Energy executives and officials cast doubt Wednesday on plans to build a liquefied natural gas terminal for the EU’s former-Soviet Baltic republics, part of a push to make them less reliant on former master Russia.

All too familiar with Moscow’s willingness to play power politics with its oil and gas riches, Lithuania, Latvia and Estonia are part of a raft of former communist states in Eastern Europe working hard to find alternative sources of supply.

But officials say they lack the drive to cooperate fully with one another, undermining larger-scale projects that require a bigger funding and consumer base than each of their small economies provides independently.

“The Baltic region lacks clarity of future development, and this needs to change, as we require coordination to safeguard supplies,” Dins Merirands, director at the energy department of Latvia’s Ministry of Economics, said at a conference in the Estonian capital, Tallinn.

Poland is launching construction of its own LNG terminal, expected to start importing gas from Qatar in 2014 after it secured the last required piece of funding last month. But the Poles have a consumer base of some 38 million, while the three Baltic states of Estonia, Latvia and Lithuania have respective populations of 1.3 million, 2.2 million and 3.2 million.

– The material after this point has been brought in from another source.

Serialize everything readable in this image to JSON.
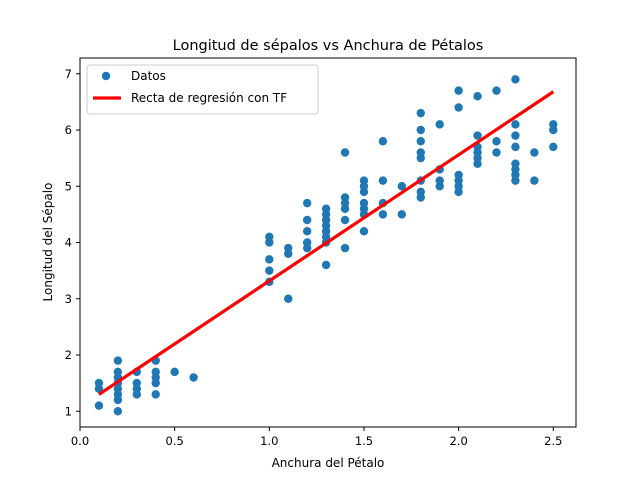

The three rely almost exclusively on Russian imports for the gas that covers about 50 percent of their power generation, according to Estonia’s electricity grid operator, Elering.

“If we only have one gas supplier, there is no point in speaking of secure supply, and there is no point in investing in gas-fired power generation,” Elering CEO Taavi Veskimagi said.

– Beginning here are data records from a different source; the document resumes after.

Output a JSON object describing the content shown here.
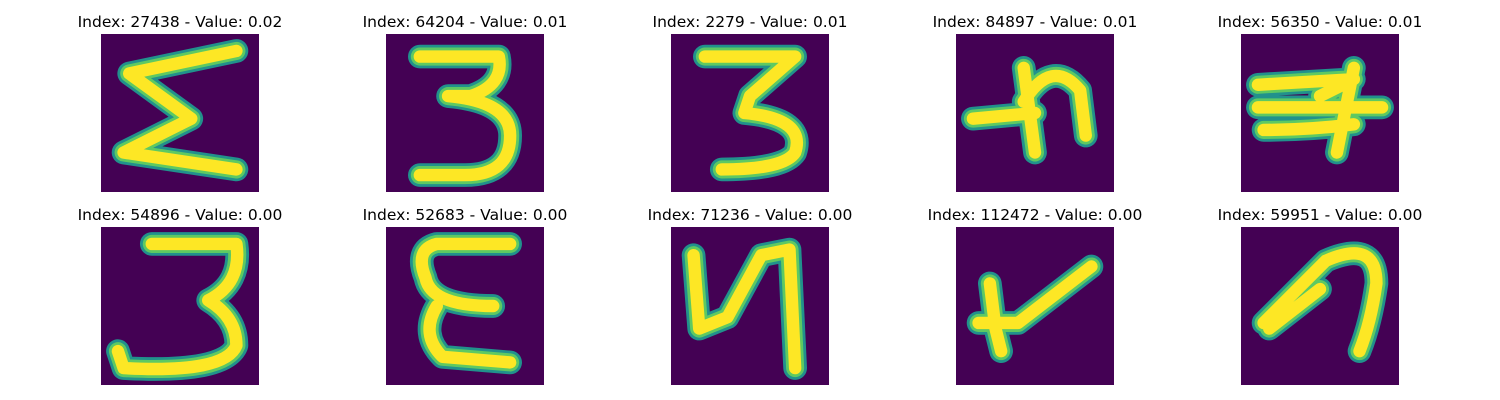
{
  "colors": {
    "background": "#440154",
    "stroke_core": "#fde725",
    "stroke_mid": "#5ec962",
    "stroke_edge": "#21918c"
  },
  "panels": [
    {
      "index_label": "Index: 27438 - Value: 0.02",
      "glyph": "sigma-shape"
    },
    {
      "index_label": "Index: 64204 - Value: 0.01",
      "glyph": "three"
    },
    {
      "index_label": "Index: 2279 - Value: 0.01",
      "glyph": "three-flat-top"
    },
    {
      "index_label": "Index: 84897 - Value: 0.01",
      "glyph": "cross-hook"
    },
    {
      "index_label": "Index: 56350 - Value: 0.01",
      "glyph": "crossed-three"
    },
    {
      "index_label": "Index: 54896 - Value: 0.00",
      "glyph": "three-tall"
    },
    {
      "index_label": "Index: 52683 - Value: 0.00",
      "glyph": "epsilon"
    },
    {
      "index_label": "Index: 71236 - Value: 0.00",
      "glyph": "zigzag-n"
    },
    {
      "index_label": "Index: 112472 - Value: 0.00",
      "glyph": "y-shape"
    },
    {
      "index_label": "Index: 59951 - Value: 0.00",
      "glyph": "hook-curve"
    }
  ]
}
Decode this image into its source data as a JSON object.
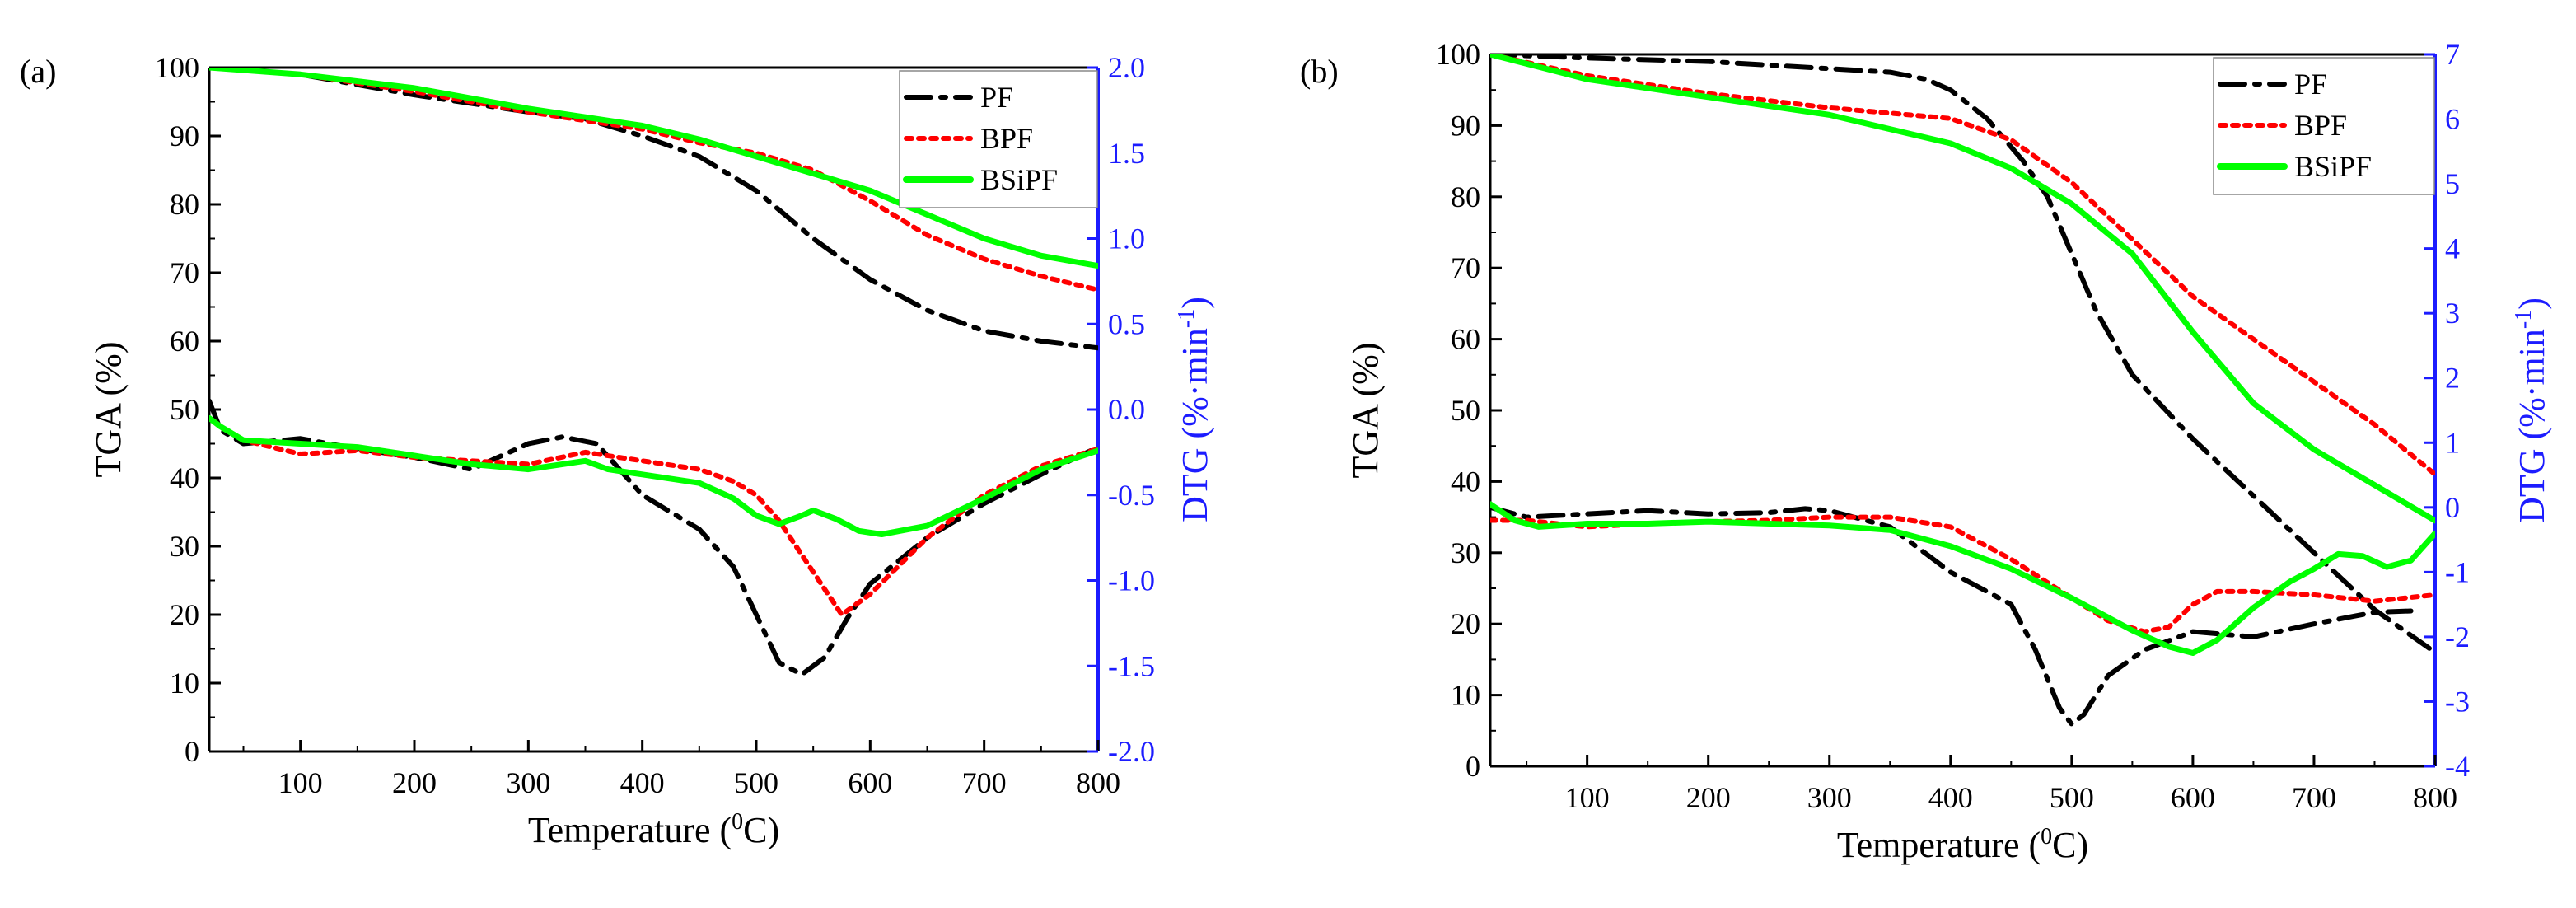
{
  "chart_data": [
    {
      "type": "line",
      "panel_label": "(a)",
      "xlabel_main": "Temperature (",
      "xlabel_sup": "0",
      "xlabel_unit": "C)",
      "ylabel_left": "TGA (%)",
      "ylabel_right_main": "DTG (%·min",
      "ylabel_right_sup": "-1",
      "ylabel_right_close": ")",
      "xlim": [
        20,
        800
      ],
      "ylim_left": [
        0,
        100
      ],
      "ylim_right": [
        -2.0,
        2.0
      ],
      "x_ticks": [
        "100",
        "200",
        "300",
        "400",
        "500",
        "600",
        "700",
        "800"
      ],
      "y_left_ticks": [
        "0",
        "10",
        "20",
        "30",
        "40",
        "50",
        "60",
        "70",
        "80",
        "90",
        "100"
      ],
      "y_right_ticks": [
        "-2.0",
        "-1.5",
        "-1.0",
        "-0.5",
        "0.0",
        "0.5",
        "1.0",
        "1.5",
        "2.0"
      ],
      "legend": [
        {
          "name": "PF",
          "color": "#000000",
          "dash": "dashdot"
        },
        {
          "name": "BPF",
          "color": "#ff0000",
          "dash": "dot"
        },
        {
          "name": "BSiPF",
          "color": "#00ff00",
          "dash": "solid"
        }
      ],
      "series": [
        {
          "name": "PF",
          "kind": "TGA",
          "axis": "left",
          "color": "#000000",
          "dash": "dashdot",
          "x": [
            20,
            100,
            200,
            300,
            350,
            400,
            450,
            500,
            550,
            600,
            650,
            700,
            750,
            800
          ],
          "y": [
            100,
            99,
            96,
            93.5,
            92.5,
            90,
            87,
            82,
            75,
            69,
            64.5,
            61.5,
            60,
            59
          ]
        },
        {
          "name": "BPF",
          "kind": "TGA",
          "axis": "left",
          "color": "#ff0000",
          "dash": "dot",
          "x": [
            20,
            100,
            200,
            300,
            400,
            450,
            500,
            550,
            600,
            650,
            700,
            750,
            800
          ],
          "y": [
            100,
            99,
            96.5,
            93.5,
            91,
            89,
            87.5,
            85,
            80.5,
            75.5,
            72,
            69.5,
            67.5
          ]
        },
        {
          "name": "BSiPF",
          "kind": "TGA",
          "axis": "left",
          "color": "#00ff00",
          "dash": "solid",
          "x": [
            20,
            100,
            200,
            300,
            400,
            450,
            500,
            550,
            600,
            650,
            700,
            750,
            800
          ],
          "y": [
            100,
            99,
            97,
            94,
            91.5,
            89.5,
            87,
            84.5,
            82,
            78.5,
            75,
            72.5,
            71
          ]
        },
        {
          "name": "PF",
          "kind": "DTG",
          "axis": "right",
          "color": "#000000",
          "dash": "dashdot",
          "x": [
            20,
            30,
            50,
            100,
            150,
            200,
            250,
            300,
            330,
            360,
            380,
            400,
            450,
            480,
            500,
            520,
            540,
            560,
            580,
            600,
            650,
            700,
            750,
            800
          ],
          "y": [
            0.05,
            -0.12,
            -0.2,
            -0.17,
            -0.23,
            -0.28,
            -0.35,
            -0.2,
            -0.16,
            -0.2,
            -0.35,
            -0.5,
            -0.7,
            -0.92,
            -1.2,
            -1.48,
            -1.55,
            -1.45,
            -1.22,
            -1.02,
            -0.75,
            -0.55,
            -0.38,
            -0.22
          ]
        },
        {
          "name": "BPF",
          "kind": "DTG",
          "axis": "right",
          "color": "#ff0000",
          "dash": "dot",
          "x": [
            20,
            30,
            50,
            100,
            150,
            200,
            250,
            300,
            350,
            400,
            450,
            480,
            500,
            520,
            540,
            560,
            575,
            600,
            650,
            700,
            750,
            800
          ],
          "y": [
            -0.05,
            -0.1,
            -0.18,
            -0.26,
            -0.24,
            -0.28,
            -0.3,
            -0.32,
            -0.25,
            -0.3,
            -0.35,
            -0.42,
            -0.5,
            -0.65,
            -0.85,
            -1.05,
            -1.2,
            -1.08,
            -0.75,
            -0.5,
            -0.33,
            -0.23
          ]
        },
        {
          "name": "BSiPF",
          "kind": "DTG",
          "axis": "right",
          "color": "#00ff00",
          "dash": "solid",
          "x": [
            20,
            30,
            50,
            100,
            150,
            200,
            250,
            300,
            330,
            350,
            370,
            400,
            450,
            480,
            500,
            520,
            540,
            550,
            570,
            590,
            610,
            650,
            700,
            750,
            800
          ],
          "y": [
            -0.05,
            -0.1,
            -0.18,
            -0.2,
            -0.22,
            -0.27,
            -0.32,
            -0.35,
            -0.32,
            -0.3,
            -0.35,
            -0.38,
            -0.43,
            -0.52,
            -0.62,
            -0.67,
            -0.62,
            -0.59,
            -0.64,
            -0.71,
            -0.73,
            -0.68,
            -0.52,
            -0.35,
            -0.24
          ]
        }
      ]
    },
    {
      "type": "line",
      "panel_label": "(b)",
      "xlabel_main": "Temperature (",
      "xlabel_sup": "0",
      "xlabel_unit": "C)",
      "ylabel_left": "TGA (%)",
      "ylabel_right_main": "DTG (%·min",
      "ylabel_right_sup": "-1",
      "ylabel_right_close": ")",
      "xlim": [
        20,
        800
      ],
      "ylim_left": [
        0,
        100
      ],
      "ylim_right": [
        -4,
        7
      ],
      "x_ticks": [
        "100",
        "200",
        "300",
        "400",
        "500",
        "600",
        "700",
        "800"
      ],
      "y_left_ticks": [
        "0",
        "10",
        "20",
        "30",
        "40",
        "50",
        "60",
        "70",
        "80",
        "90",
        "100"
      ],
      "y_right_ticks": [
        "-4",
        "-3",
        "-2",
        "-1",
        "0",
        "1",
        "2",
        "3",
        "4",
        "5",
        "6",
        "7"
      ],
      "legend": [
        {
          "name": "PF",
          "color": "#000000",
          "dash": "dashdot"
        },
        {
          "name": "BPF",
          "color": "#ff0000",
          "dash": "dot"
        },
        {
          "name": "BSiPF",
          "color": "#00ff00",
          "dash": "solid"
        }
      ],
      "series": [
        {
          "name": "PF",
          "kind": "TGA",
          "axis": "left",
          "color": "#000000",
          "dash": "dashdot",
          "x": [
            20,
            100,
            200,
            250,
            300,
            350,
            380,
            400,
            430,
            460,
            480,
            500,
            520,
            550,
            600,
            650,
            700,
            750,
            800
          ],
          "y": [
            100,
            99.5,
            99,
            98.5,
            98,
            97.5,
            96.5,
            95,
            91,
            85,
            80,
            72,
            64,
            55,
            46,
            38,
            30,
            22,
            16
          ]
        },
        {
          "name": "BPF",
          "kind": "TGA",
          "axis": "left",
          "color": "#ff0000",
          "dash": "dot",
          "x": [
            20,
            100,
            200,
            300,
            400,
            450,
            500,
            550,
            600,
            650,
            700,
            750,
            800
          ],
          "y": [
            100,
            97,
            94.5,
            92.5,
            91,
            88,
            82,
            74,
            66,
            60,
            54,
            48,
            41
          ]
        },
        {
          "name": "BSiPF",
          "kind": "TGA",
          "axis": "left",
          "color": "#00ff00",
          "dash": "solid",
          "x": [
            20,
            100,
            200,
            300,
            400,
            450,
            500,
            550,
            600,
            650,
            700,
            750,
            800
          ],
          "y": [
            100,
            96.5,
            94,
            91.5,
            87.5,
            84,
            79,
            72,
            61,
            51,
            44.5,
            39.5,
            34.5
          ]
        },
        {
          "name": "PF",
          "kind": "DTG",
          "axis": "right",
          "color": "#000000",
          "dash": "dashdot",
          "x": [
            20,
            50,
            100,
            150,
            200,
            250,
            280,
            300,
            350,
            400,
            450,
            470,
            490,
            500,
            510,
            530,
            560,
            600,
            650,
            700,
            750,
            780
          ],
          "y": [
            0,
            -0.15,
            -0.1,
            -0.05,
            -0.1,
            -0.08,
            -0.02,
            -0.05,
            -0.3,
            -1.0,
            -1.5,
            -2.2,
            -3.1,
            -3.35,
            -3.2,
            -2.6,
            -2.2,
            -1.92,
            -2.0,
            -1.8,
            -1.62,
            -1.6
          ]
        },
        {
          "name": "BPF",
          "kind": "DTG",
          "axis": "right",
          "color": "#ff0000",
          "dash": "dot",
          "x": [
            20,
            50,
            100,
            150,
            200,
            250,
            300,
            350,
            400,
            450,
            500,
            530,
            560,
            580,
            600,
            620,
            650,
            700,
            750,
            800
          ],
          "y": [
            -0.2,
            -0.2,
            -0.3,
            -0.25,
            -0.22,
            -0.2,
            -0.15,
            -0.15,
            -0.3,
            -0.8,
            -1.4,
            -1.75,
            -1.92,
            -1.85,
            -1.5,
            -1.3,
            -1.3,
            -1.35,
            -1.45,
            -1.35
          ]
        },
        {
          "name": "BSiPF",
          "kind": "DTG",
          "axis": "right",
          "color": "#00ff00",
          "dash": "solid",
          "x": [
            20,
            40,
            60,
            100,
            150,
            200,
            300,
            350,
            400,
            450,
            500,
            550,
            580,
            600,
            620,
            650,
            680,
            700,
            720,
            740,
            760,
            780,
            800
          ],
          "y": [
            0.05,
            -0.2,
            -0.3,
            -0.25,
            -0.25,
            -0.22,
            -0.28,
            -0.35,
            -0.6,
            -0.95,
            -1.4,
            -1.9,
            -2.15,
            -2.25,
            -2.05,
            -1.55,
            -1.15,
            -0.95,
            -0.72,
            -0.75,
            -0.92,
            -0.82,
            -0.4
          ]
        }
      ]
    }
  ]
}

The Balts are waiting for a report from the European Commission on where best to place a 4 billion cubic meter LNG terminal for the region. One possibility is Finland, with a pipeline from the Nordic state to the Baltic countries.

But the EU will help fund the project only if there is agreement between the countries involved, and the three governments still seem at odds on whether they need to broaden the project to include Finland in a common infrastructure.

“The most important argument for cooperation is economics of scale to create a common gas infrastructure,” said Ando Leppiman, deputy secretary general at Estonia’s Economy Ministry.

Lithuania is still in the throes of post-election political wrangling to secure a new government, and its officials voiced more concern regarding joint developments. Latvia has said the port in its capital, Riga, would be the best location.

“The upcoming government supports the LNG project as an alternative source of gas,” said Birute Vesaite, a member of the Social Democratic Party, which won the Lithuanian elections.

“But the project is not transparent in terms of funding. Additionally, the existing pipeline highway is too small to support the 4 bcm LNG terminal.”

She also said the gas purchase obligations currently being discussed with the LNG terminal developers were a matter of concern.